The March issue of Pediatrics has two articles about the littlest children – those under 2. The first one says that nothing we are saying to try makes much of a difference in preventing obesity and the other says that they are not getting fatter at this age anyway. (1,2)
The first study was conducted in New Zealand. They’re just like us in many ways. They tried diet, activity, breast feeding and sleep advice over numerous sessions to a group of new mothers and compared that to a control group that did not get pushed to do these things that the usual punditry says should make babies not so fat. They found that by 2 years there was no effect of these interventions. In a secondary analysis they did find that the sleep advice group had less obesity but it was not related to how much those babies slept or any sleep problems and it was only significant by comparison to the other 3 interventions, diet, activity and breast feeding but not to the control group. So that is probably a fluke of data dredging. (1)
The second study used the National Health and Nutrition Examination Survey (NHANES) data going all the way back to 1976, early in the obesity epidemic and up to 2014 the latest data.
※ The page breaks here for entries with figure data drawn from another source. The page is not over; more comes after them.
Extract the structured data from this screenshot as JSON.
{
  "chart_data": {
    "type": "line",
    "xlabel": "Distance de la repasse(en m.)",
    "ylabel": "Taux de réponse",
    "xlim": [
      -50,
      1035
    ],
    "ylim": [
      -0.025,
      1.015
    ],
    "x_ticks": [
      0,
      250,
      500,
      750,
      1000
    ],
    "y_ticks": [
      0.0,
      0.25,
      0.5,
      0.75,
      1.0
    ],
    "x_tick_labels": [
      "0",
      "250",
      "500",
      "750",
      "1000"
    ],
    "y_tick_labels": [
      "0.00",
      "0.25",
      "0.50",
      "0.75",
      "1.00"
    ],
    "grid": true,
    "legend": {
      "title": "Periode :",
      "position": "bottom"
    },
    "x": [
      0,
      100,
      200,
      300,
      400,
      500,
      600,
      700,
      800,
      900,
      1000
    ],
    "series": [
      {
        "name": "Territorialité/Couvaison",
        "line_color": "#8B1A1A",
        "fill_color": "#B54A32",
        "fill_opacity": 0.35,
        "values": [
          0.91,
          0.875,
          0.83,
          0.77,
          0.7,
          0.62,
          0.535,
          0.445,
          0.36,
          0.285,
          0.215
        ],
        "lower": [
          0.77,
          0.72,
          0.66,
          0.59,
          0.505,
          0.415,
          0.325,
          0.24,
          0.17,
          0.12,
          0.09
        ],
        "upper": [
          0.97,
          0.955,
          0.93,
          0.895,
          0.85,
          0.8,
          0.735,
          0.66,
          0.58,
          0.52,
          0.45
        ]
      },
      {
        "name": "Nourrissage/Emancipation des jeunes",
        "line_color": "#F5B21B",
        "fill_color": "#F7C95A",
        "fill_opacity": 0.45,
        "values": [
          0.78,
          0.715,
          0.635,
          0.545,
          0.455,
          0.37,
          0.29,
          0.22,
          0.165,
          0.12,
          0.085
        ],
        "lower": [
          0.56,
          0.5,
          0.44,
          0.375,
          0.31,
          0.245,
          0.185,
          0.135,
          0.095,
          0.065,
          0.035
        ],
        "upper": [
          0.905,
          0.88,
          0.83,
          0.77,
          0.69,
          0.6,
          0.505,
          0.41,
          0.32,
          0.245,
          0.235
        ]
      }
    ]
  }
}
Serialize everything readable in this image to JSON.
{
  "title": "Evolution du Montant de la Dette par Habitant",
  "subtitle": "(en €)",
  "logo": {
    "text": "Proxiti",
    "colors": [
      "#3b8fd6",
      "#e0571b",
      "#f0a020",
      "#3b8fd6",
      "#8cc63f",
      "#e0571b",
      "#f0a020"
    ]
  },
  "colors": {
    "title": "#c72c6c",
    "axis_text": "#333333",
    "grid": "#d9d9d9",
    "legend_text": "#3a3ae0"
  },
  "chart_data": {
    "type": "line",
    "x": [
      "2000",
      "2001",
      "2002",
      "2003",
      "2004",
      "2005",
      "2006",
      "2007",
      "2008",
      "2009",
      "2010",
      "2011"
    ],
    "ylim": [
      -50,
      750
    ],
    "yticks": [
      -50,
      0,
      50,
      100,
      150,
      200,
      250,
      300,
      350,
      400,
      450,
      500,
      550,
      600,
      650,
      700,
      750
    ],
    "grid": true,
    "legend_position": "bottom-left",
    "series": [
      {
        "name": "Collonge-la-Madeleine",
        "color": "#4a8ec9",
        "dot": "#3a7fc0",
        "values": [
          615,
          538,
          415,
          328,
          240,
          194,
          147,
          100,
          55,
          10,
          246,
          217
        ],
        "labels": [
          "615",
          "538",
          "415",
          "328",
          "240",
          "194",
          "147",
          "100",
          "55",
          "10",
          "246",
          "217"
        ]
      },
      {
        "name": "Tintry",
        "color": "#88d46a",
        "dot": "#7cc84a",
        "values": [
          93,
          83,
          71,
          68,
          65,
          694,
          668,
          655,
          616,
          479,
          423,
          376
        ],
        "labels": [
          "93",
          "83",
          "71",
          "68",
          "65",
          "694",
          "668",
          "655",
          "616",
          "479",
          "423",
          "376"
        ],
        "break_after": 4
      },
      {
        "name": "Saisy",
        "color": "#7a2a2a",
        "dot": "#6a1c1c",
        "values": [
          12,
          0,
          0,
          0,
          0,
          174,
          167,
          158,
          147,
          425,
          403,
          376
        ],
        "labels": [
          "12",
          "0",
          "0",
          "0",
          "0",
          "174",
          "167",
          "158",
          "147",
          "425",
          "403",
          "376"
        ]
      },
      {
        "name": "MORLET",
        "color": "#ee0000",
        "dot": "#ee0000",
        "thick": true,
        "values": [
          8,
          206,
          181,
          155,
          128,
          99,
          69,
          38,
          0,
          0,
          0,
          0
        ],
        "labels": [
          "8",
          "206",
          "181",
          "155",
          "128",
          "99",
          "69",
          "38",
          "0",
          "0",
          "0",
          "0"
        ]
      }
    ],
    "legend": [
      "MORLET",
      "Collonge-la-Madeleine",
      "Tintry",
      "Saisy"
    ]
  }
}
They found there was no trend in the weights and shapes of babies up to 2 years of age. Babies have not been getting bigger and there was no trend in the numbers of undersized babies either. (2)
The seeds of the obesity epidemic may be sown in these smallest of people but the usual advice does not help and they are not the ones who are too fat as a group. It is true that very fat babies are more likely to be fat adults. It is true that fat 5 years olds are even more likely to be fat adults. Obese teenagers have an even greater propensity than babies and 5 year olds to be obese adults and the strongest link of all is between obese 25 year olds and obese 50 year olds. Also the rates of obesity increase with age. So a lot of skinny kids are also getting obese. There must be an important clue in this observation. I don’t know what it is. But in waging the war on obesity maybe we should leave the littlest children out of it.